Call your therapist, your doctor, your clergy, your mother and best friend. Isolation fuels depression and the self-imposed shame many of us add to the hard feeling of depression doesn’t serve us at all.
Ask for help, allow help in whatever form that may take for you whether this is connection, professional psychotherapy support, medication or some combination of all of it.
But also, consider this:
Depression invites us to act like people who have religion and faith do: trust. You may not be able to imagine a future where you don’t have these feelings, but keep acting as if and putting one foot in front of the other. Fold the laundry, take your vitamins, show up to work, tuck yourself into bed. Have faith these repeated, compounding moments of good self-care (on autopilot they may be) will add up and the tide will turn.
Depression can feel like the loneliest, scariest slog in the world. Like a trek through some proverbial Mordor minus the fine companionship of Samwise Gamgee. Depression is a trickster who says, “You’re all alone in this and it will always be this way.” Both things are untrue. Even with the most chronic and persistent depression, there may be moments of levity again. And all around you, though you may not know them and they may not open up about it even if you do know them, countless other people are struggling with depression, with their own proverbial treks across Mordor.
Depression doesn’t mean you are flawed or broken. Depression, from a purely biological lens, says our brain chemistry is imbalanced and we’re feeling the physiological impacts of it. Depression, from a spiritual lens, may say there’s a wound in our soul that needs tending to. And there are countless other lenses and perspectives of depression out there, but the one I don’t buy into in the slightest is the idea depression signals something is “wrong” with us.

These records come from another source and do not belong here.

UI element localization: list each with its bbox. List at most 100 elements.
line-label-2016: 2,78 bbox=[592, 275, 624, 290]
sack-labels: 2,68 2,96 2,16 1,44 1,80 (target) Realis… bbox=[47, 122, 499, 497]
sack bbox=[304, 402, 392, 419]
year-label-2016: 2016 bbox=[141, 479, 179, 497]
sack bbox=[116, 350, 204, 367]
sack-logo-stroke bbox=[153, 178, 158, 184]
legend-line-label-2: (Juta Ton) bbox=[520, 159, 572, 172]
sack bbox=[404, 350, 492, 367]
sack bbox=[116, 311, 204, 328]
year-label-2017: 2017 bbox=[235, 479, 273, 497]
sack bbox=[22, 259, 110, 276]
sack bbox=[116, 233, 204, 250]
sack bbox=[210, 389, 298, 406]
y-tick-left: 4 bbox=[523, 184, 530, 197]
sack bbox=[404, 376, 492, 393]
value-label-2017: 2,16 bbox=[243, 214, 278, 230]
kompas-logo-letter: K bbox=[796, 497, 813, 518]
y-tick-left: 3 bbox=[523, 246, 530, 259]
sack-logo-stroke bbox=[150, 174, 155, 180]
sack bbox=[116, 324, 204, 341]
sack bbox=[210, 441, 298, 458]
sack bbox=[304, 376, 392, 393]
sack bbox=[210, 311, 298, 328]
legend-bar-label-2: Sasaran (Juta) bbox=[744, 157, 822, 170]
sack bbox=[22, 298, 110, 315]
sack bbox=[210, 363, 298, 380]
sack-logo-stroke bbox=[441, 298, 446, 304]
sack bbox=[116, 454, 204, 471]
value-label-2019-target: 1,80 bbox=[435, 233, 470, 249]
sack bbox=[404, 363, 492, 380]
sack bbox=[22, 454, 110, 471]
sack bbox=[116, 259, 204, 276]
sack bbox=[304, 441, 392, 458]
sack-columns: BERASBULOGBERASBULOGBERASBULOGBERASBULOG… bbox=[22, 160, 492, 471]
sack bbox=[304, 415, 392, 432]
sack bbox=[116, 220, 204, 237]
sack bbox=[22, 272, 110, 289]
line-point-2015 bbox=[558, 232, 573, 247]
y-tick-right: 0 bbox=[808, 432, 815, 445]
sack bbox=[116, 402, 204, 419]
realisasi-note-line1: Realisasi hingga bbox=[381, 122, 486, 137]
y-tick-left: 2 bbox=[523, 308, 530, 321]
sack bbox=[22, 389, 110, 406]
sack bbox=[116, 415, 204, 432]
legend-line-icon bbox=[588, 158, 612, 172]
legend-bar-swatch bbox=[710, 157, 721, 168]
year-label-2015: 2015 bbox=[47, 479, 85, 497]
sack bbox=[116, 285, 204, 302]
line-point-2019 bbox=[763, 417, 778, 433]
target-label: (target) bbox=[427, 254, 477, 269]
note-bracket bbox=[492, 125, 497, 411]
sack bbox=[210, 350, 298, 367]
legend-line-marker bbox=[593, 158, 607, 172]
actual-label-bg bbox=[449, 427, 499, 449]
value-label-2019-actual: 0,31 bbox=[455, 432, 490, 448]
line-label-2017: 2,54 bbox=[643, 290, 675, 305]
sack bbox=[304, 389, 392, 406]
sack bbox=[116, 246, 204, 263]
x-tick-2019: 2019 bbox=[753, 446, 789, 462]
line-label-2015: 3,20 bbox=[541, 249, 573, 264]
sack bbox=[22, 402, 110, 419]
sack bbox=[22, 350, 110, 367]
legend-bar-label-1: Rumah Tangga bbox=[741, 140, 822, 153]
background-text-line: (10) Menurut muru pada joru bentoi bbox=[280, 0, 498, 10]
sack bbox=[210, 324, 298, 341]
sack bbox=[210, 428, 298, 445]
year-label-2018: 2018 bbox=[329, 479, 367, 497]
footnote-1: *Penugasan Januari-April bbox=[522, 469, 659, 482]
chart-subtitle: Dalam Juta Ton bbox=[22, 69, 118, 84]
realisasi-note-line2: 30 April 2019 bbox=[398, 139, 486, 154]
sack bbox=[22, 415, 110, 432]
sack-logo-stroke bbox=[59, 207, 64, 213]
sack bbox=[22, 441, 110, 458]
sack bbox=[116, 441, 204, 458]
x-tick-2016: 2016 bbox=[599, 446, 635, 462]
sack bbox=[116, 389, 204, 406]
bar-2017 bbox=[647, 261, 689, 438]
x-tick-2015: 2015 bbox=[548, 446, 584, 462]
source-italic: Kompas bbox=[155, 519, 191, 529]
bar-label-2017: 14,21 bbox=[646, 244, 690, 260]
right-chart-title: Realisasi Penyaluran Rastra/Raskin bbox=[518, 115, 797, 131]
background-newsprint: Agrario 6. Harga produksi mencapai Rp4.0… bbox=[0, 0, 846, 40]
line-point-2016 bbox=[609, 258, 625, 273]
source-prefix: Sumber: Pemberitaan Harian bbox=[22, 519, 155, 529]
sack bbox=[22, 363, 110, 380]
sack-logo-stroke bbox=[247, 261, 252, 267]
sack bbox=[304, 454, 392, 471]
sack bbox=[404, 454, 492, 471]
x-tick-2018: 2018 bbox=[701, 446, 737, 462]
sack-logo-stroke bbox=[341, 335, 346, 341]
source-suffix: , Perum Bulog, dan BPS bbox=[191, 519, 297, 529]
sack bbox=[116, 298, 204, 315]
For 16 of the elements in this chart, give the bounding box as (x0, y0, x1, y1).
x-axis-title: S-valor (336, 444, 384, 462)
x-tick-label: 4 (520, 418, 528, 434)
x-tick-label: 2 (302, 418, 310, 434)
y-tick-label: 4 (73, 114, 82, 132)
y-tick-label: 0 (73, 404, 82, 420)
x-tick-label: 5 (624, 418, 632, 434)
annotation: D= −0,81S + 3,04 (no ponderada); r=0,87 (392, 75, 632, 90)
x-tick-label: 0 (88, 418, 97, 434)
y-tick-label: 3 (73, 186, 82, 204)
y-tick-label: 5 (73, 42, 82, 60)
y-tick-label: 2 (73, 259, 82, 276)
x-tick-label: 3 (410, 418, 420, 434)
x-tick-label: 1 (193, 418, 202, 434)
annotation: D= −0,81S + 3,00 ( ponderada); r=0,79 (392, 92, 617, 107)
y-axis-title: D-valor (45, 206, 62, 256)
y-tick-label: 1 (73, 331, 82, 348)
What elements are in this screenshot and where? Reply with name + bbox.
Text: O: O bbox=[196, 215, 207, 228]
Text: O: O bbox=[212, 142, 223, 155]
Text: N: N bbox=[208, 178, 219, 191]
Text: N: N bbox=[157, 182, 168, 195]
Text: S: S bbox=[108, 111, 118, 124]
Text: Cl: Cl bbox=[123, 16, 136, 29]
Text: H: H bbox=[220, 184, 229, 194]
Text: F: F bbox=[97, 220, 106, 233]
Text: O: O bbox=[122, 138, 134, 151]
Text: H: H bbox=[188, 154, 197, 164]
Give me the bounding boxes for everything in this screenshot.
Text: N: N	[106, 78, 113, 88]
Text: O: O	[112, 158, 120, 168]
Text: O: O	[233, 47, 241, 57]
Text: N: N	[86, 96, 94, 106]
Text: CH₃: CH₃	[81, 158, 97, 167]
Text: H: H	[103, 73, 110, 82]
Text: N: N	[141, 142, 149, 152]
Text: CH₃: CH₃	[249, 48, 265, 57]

I hope this felt helpful and maybe a little soothing to read.
So often in the world of psychotherapy and personal growth, we and our experiences are reduced to “problems to be solved.” And I don’t think that’s very helpful.
Instead, what I think can be more helpful, is more truth and sharing and connecting around the experiences we find ourselves having — particularly if they are painful or isolating in the way depression can sometimes be. This sharing, this connecting, this truth-telling is, in my professional opinion, a powerful healing force. So please, reach out and connect with someone if you’re feeling depressed. Read the stories of others who have journeyed through depression. Take life moment by moment and care for yourself in the same way you would for a precious child or beloved pet.